We'll see if it actually works when I'll test it on-site.
-
Yes, you can do that. As I said that's what you have to do if you have only a single public IP.
The drawback there is that whichever node is in backup will not be able to reach the internet. Unless something upstream is NATing the private subnet and I don't think anything is in your case.
Steve
-
You're indeed correct. And my bad for not understanding this is what you meant earlier.
To fix the drawback you mentioned, I tried creating a tagged VLAN (same ports) on the HP switch which is used only by the two firewalls to access the internet whenever they are in 'backup/secondary' mode, since they can't use shared public CARP VIP IP for that.
All other VLANs are outbound natted via the main WAN CARP VIP, and firewalls can use this second path to the internet.
Seems to work. Do you see any issue with it?
BTW thanks a lot for your kind assistance and time.
-
I'm unclear exactly how you have set that up. It would require some special rules to NAT traffic from the backup via the master to the pubic IP without breaking in the other direction.
-
Yeah, I thought it worked but as you correctly suspected, it doesn't. Upstream device natting would solve the issue, but yeah I don't have that option.
Well, I guess that for now we'll go for the option where backup firewall cannot access the internet and force the switch when I need to make updates.

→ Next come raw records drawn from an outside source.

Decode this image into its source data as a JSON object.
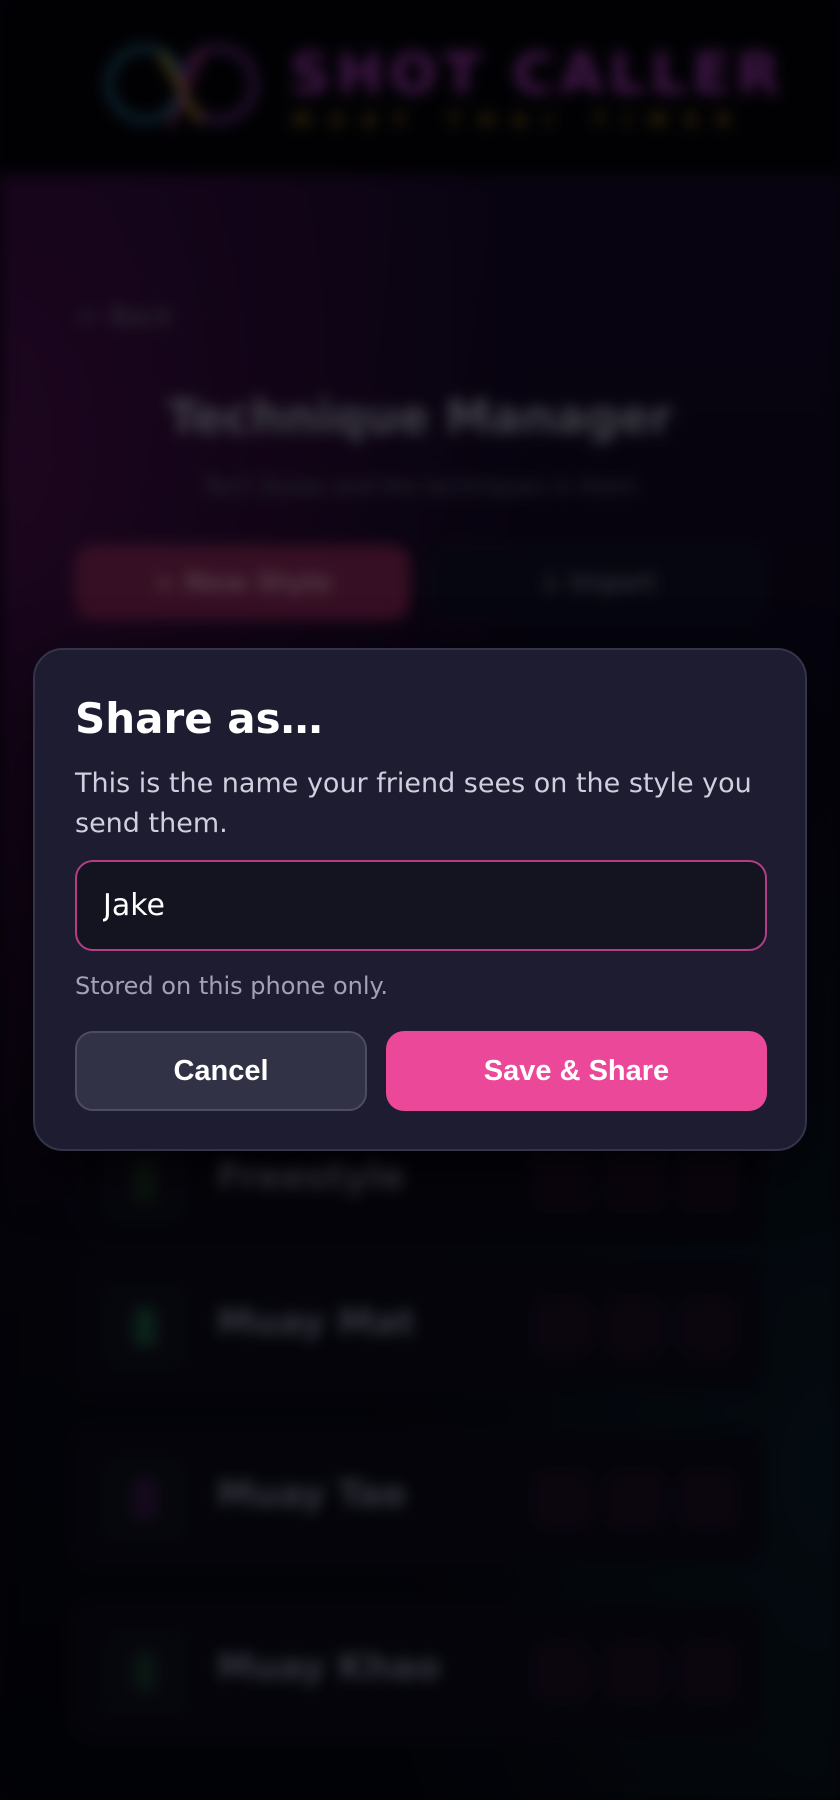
{
  "header": {
    "logo_title": "SHOT CALLER",
    "logo_tagline": "MUAY THAI TIMER"
  },
  "page": {
    "back_label": "← Back",
    "title": "Technique Manager",
    "subtitle": "Tech Styles and the techniques in them",
    "new_style_label": "+ New Style",
    "import_label": "↓ Import",
    "styles": [
      {
        "name": "Freestyle"
      },
      {
        "name": "Muay Mat"
      },
      {
        "name": "Muay Tae"
      },
      {
        "name": "Muay Khao"
      }
    ]
  },
  "modal": {
    "title": "Share as…",
    "description": "This is the name your friend sees on the style you send them.",
    "input_value": "Jake",
    "hint": "Stored on this phone only.",
    "cancel_label": "Cancel",
    "save_label": "Save & Share"
  },
  "colors": {
    "accent": "#ec4899",
    "modal_bg": "#1d1c30",
    "input_border": "#b43e86",
    "page_bg": "#05050d"
  },
  "icons": [
    "logo-icon",
    "arrow-left-icon",
    "plus-icon",
    "download-icon",
    "edit-icon",
    "share-icon",
    "delete-icon"
  ]
}
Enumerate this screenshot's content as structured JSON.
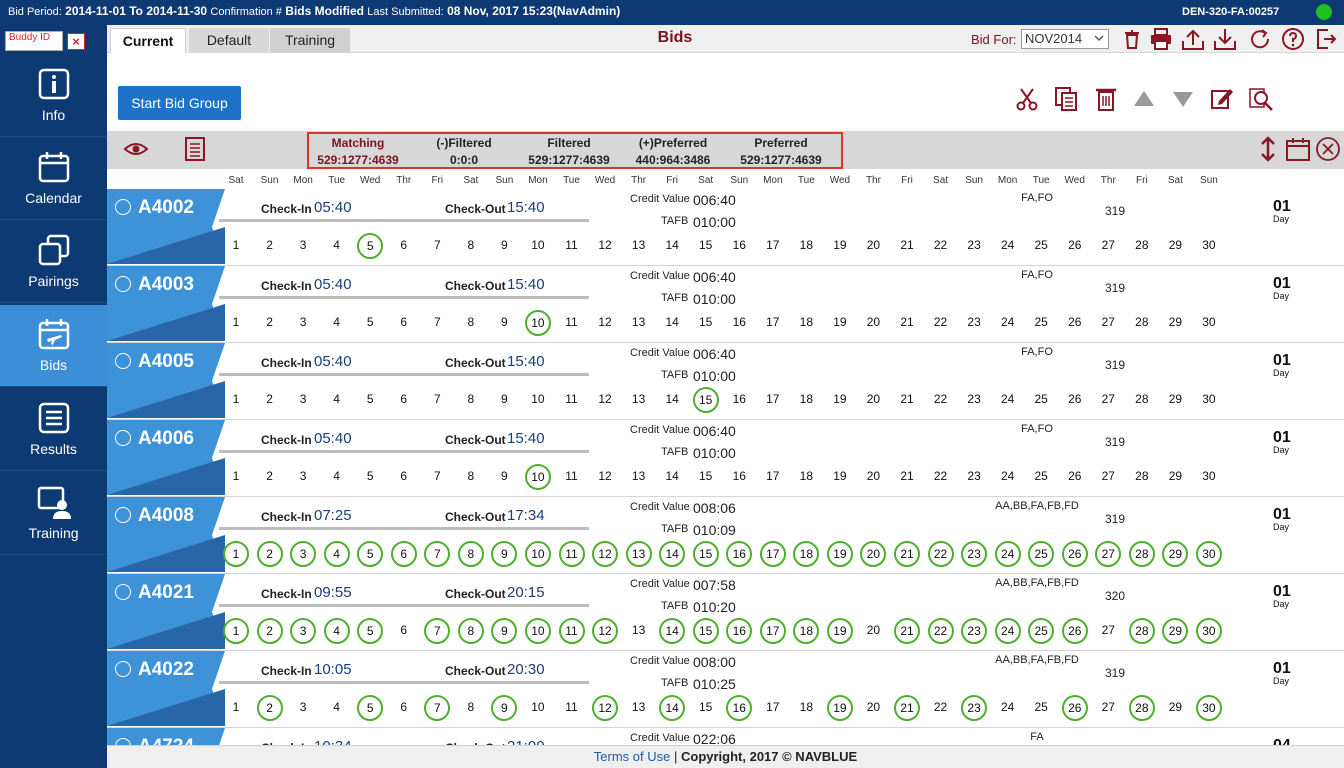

It's a pitty pfSense doesn't handle HA like Sonicwall, which makes it super simple. Then again Sonicwall is way more expensive, and perhaps for good reasons.
We'll deal with this inconvenience.
Thanks again for your help.
-
There are workarounds to allow it but the config becomes increasingly complex!
Like add the primary as a gateway on the secondary and use that as a failover group.